Encore heureux, d’ailleurs, que le tarot ne nous donne pas de vérités objectives ! Si c’était le cas, il ne nous resterait plus qu’à nous soumettre à ce que disent les cartes, puisque ce seraient « elles » qui auraient « raison » et pas nous ! Quand on considère le Tarot comme un outil de libération personnelle, cette soumission n’est pas acceptable.
Mais alors, quel intérêt ? Comme on ne choisit pas les cartes que l’on tire, on s’ouvre la possibilité de lire autre chose que ce que l’on pense déjà, donc d’être surpris. J’ai tiré une carte bien embêtante pour représenter un domaine dans lequel je ne voyais pas de problème ? De cette surprise, je tire le prétexte de réfléchir à nouveau à ce qui m’avait échappé, et de penser autrement – peut-être avais-je le réflexe de prétendre qu’il n’y avait pas de problème, peut-être cela dit-il quelque chose d’important à mon sujet, peut-être ai-je tendance à faire des concessions plutôt que d’exprimer mes besoins, peut-être n’est-ce pas aussi « sympa » que ce que je me racontais.
En saisissant le prétexte de réfléchir à ce à quoi nous n’avions pas pensé, nous maximisons nos chances de nous débarrasser de croyances restées jusque-là cachées ! En réalité, l’intérêt du tarot n’est pas dans ce qu’il nous dit, mais bien dans le décalage entre ce que nous pensons et ce que les cartes racontent.
On comprend donc que ce n’est pas pas le tarot qui nous dit la vérité sur nous.

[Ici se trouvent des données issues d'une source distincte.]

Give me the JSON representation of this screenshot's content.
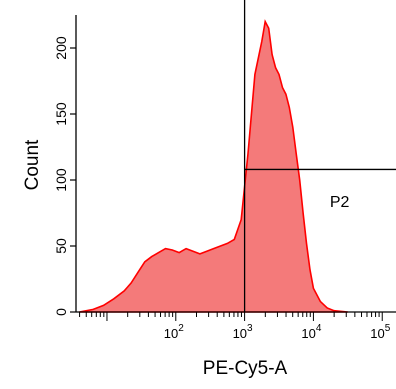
{
  "chart_data": {
    "type": "area",
    "xlabel": "PE-Cy5-A",
    "ylabel": "Count",
    "x_scale": "log",
    "xlim_log10": [
      0.55,
      5.2
    ],
    "ylim": [
      0,
      225
    ],
    "x_ticks": [
      {
        "base": "10",
        "exp": "2",
        "log10": 2
      },
      {
        "base": "10",
        "exp": "3",
        "log10": 3
      },
      {
        "base": "10",
        "exp": "4",
        "log10": 4
      },
      {
        "base": "10",
        "exp": "5",
        "log10": 5
      }
    ],
    "y_ticks": [
      {
        "label": "0",
        "value": 0
      },
      {
        "label": "50",
        "value": 50
      },
      {
        "label": "100",
        "value": 100
      },
      {
        "label": "150",
        "value": 150
      },
      {
        "label": "200",
        "value": 200
      }
    ],
    "fill_color": "#f47a7a",
    "line_color": "#ff0000",
    "gate_color": "#000000",
    "gate": {
      "label": "P2",
      "x_start_log10": 3.0,
      "y_level": 108
    },
    "series": [
      {
        "x_log10": [
          0.6,
          0.8,
          0.95,
          1.1,
          1.25,
          1.35,
          1.45,
          1.55,
          1.65,
          1.75,
          1.85,
          1.95,
          2.05,
          2.15,
          2.25,
          2.35,
          2.45,
          2.55,
          2.65,
          2.75,
          2.85,
          2.95,
          3.05,
          3.15,
          3.25,
          3.3,
          3.35,
          3.4,
          3.45,
          3.5,
          3.55,
          3.6,
          3.65,
          3.7,
          3.75,
          3.8,
          3.85,
          3.9,
          3.95,
          4.0,
          4.1,
          4.2,
          4.3,
          4.5
        ],
        "counts": [
          0,
          2,
          5,
          10,
          16,
          22,
          30,
          38,
          42,
          45,
          48,
          47,
          45,
          48,
          46,
          44,
          46,
          48,
          50,
          52,
          55,
          70,
          120,
          180,
          205,
          220,
          215,
          195,
          185,
          180,
          170,
          165,
          155,
          140,
          120,
          100,
          75,
          52,
          32,
          18,
          8,
          3,
          1,
          0
        ]
      }
    ]
  }
}
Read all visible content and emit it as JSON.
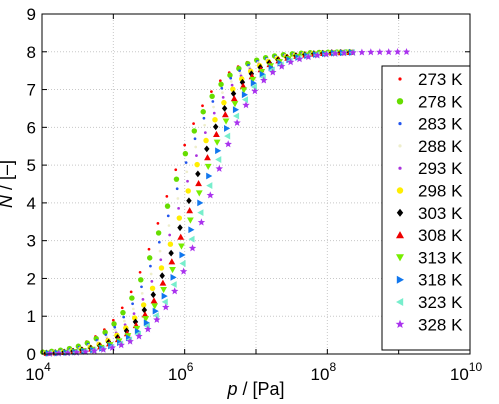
{
  "chart_data": {
    "type": "scatter",
    "xlabel": {
      "var": "p",
      "unit": "/ [Pa]"
    },
    "ylabel": {
      "var": "N",
      "unit": "/ [–]"
    },
    "x_scale": "log",
    "xlim": [
      10000,
      10000000000
    ],
    "ylim": [
      0,
      9
    ],
    "grid": true,
    "legend_position": "right",
    "x_ticks": [
      {
        "base": "10",
        "exp": "4",
        "value": 10000
      },
      {
        "base": "10",
        "exp": "6",
        "value": 1000000
      },
      {
        "base": "10",
        "exp": "8",
        "value": 100000000
      },
      {
        "base": "10",
        "exp": "10",
        "value": 10000000000
      }
    ],
    "y_ticks": [
      "0",
      "1",
      "2",
      "3",
      "4",
      "5",
      "6",
      "7",
      "8",
      "9"
    ],
    "series": [
      {
        "name": "273 K",
        "color": "#ff0000",
        "marker": "dot"
      },
      {
        "name": "278 K",
        "color": "#66dd00",
        "marker": "circle"
      },
      {
        "name": "283 K",
        "color": "#2255ee",
        "marker": "dot"
      },
      {
        "name": "288 K",
        "color": "#eeeecc",
        "marker": "dot"
      },
      {
        "name": "293 K",
        "color": "#aa33dd",
        "marker": "dot"
      },
      {
        "name": "298 K",
        "color": "#ffee00",
        "marker": "circle"
      },
      {
        "name": "303 K",
        "color": "#000000",
        "marker": "diamond"
      },
      {
        "name": "308 K",
        "color": "#ee0000",
        "marker": "triangle-up"
      },
      {
        "name": "313 K",
        "color": "#77ee00",
        "marker": "triangle-down"
      },
      {
        "name": "318 K",
        "color": "#1177ee",
        "marker": "triangle-right"
      },
      {
        "name": "323 K",
        "color": "#77eecc",
        "marker": "triangle-left"
      },
      {
        "name": "328 K",
        "color": "#aa33ee",
        "marker": "star"
      }
    ]
  }
}
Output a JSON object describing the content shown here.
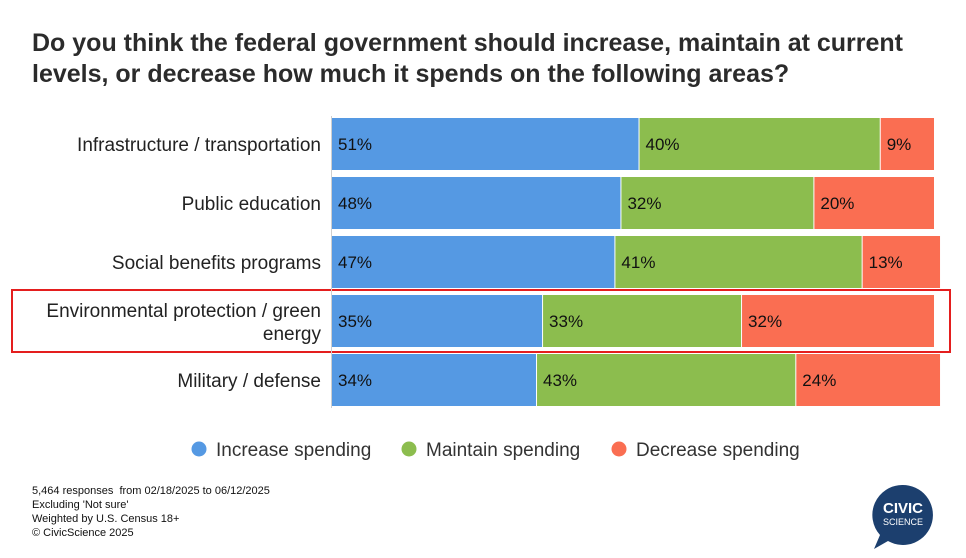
{
  "chart_data": {
    "type": "bar",
    "orientation": "horizontal",
    "stacked": true,
    "title": "Do you think the federal government should increase, maintain at current levels, or decrease how much it spends on the following areas?",
    "categories": [
      "Infrastructure / transportation",
      "Public education",
      "Social benefits programs",
      "Environmental protection / green energy",
      "Military / defense"
    ],
    "series": [
      {
        "name": "Increase spending",
        "color": "#5599E3",
        "values": [
          51,
          48,
          47,
          35,
          34
        ]
      },
      {
        "name": "Maintain spending",
        "color": "#8CBD4E",
        "values": [
          40,
          32,
          41,
          33,
          43
        ]
      },
      {
        "name": "Decrease spending",
        "color": "#FA6E52",
        "values": [
          9,
          20,
          13,
          32,
          24
        ]
      }
    ],
    "value_suffix": "%",
    "highlighted_category": "Environmental protection / green energy",
    "highlight_color": "#E41E1E",
    "legend_position": "bottom",
    "xlim": [
      0,
      100
    ]
  },
  "notes": [
    "5,464 responses  from 02/18/2025 to 06/12/2025",
    "Excluding 'Not sure'",
    "Weighted by U.S. Census 18+",
    "© CivicScience 2025"
  ],
  "logo": {
    "line1": "CIVIC",
    "line2": "SCIENCE",
    "color": "#1C3F6E"
  }
}
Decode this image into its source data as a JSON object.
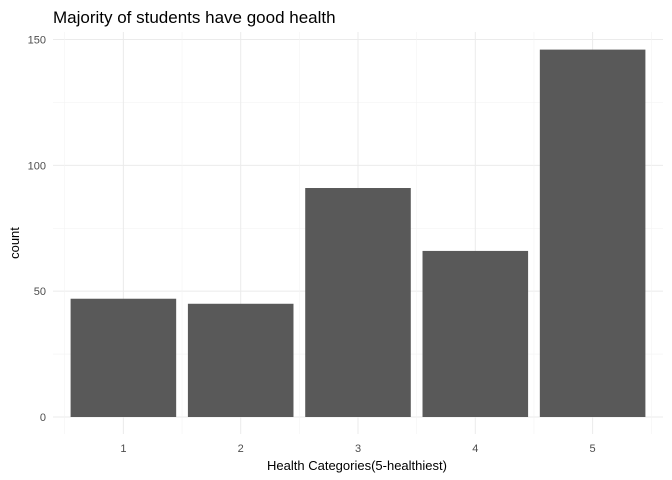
{
  "chart_data": {
    "type": "bar",
    "title": "Majority of students have good health",
    "xlabel": "Health Categories(5-healthiest)",
    "ylabel": "count",
    "categories": [
      "1",
      "2",
      "3",
      "4",
      "5"
    ],
    "values": [
      47,
      45,
      91,
      66,
      146
    ],
    "ylim": [
      0,
      153
    ],
    "yticks": [
      0,
      50,
      100,
      150
    ],
    "grid": true,
    "bar_color": "#595959",
    "legend": "none"
  }
}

C’est nous qui déduisons cette vérité grâce au moyen des cartes, qui ne peuvent que remettre en question nos préjugés et nos justifications, parce que le hasard ne peut pas respecter l’histoire qu’on se raconte. C’est pourquoi l’interprétation est un travail, et que ce travail n’est jamais évident !
En plus, les significations des cartes peuvent se décliner en de nombreuses facettes. La fécondité de l’Impératrice peut être entendue comme une créativité artistique, comme une fertilité intellectuelle, comme une maternité épanouissante, et encore d’autres. Chaque lecteur va retenir de ces facettes celle qui lui parle le plus, à lui, à ce moment, c’est-à-dire ce qui résonne en lui, ce dont il a besoin, donc ce qui est l’indice de la vérité qui est cachée en lui. C’est cela qui rend l’interprétation personnelle, qui fait que deux lecteurs ne tireront pas exactement la même conclusion de deux suites de cartes identiques – et qu’un même lecteur pourra trouver deux réponses similaires dans deux tirages différents. On travaille avec le tarot pour mieux se comprendre soi ; il est donc logique que les messages reçus ne valent que pour la personne en train de faire son travail.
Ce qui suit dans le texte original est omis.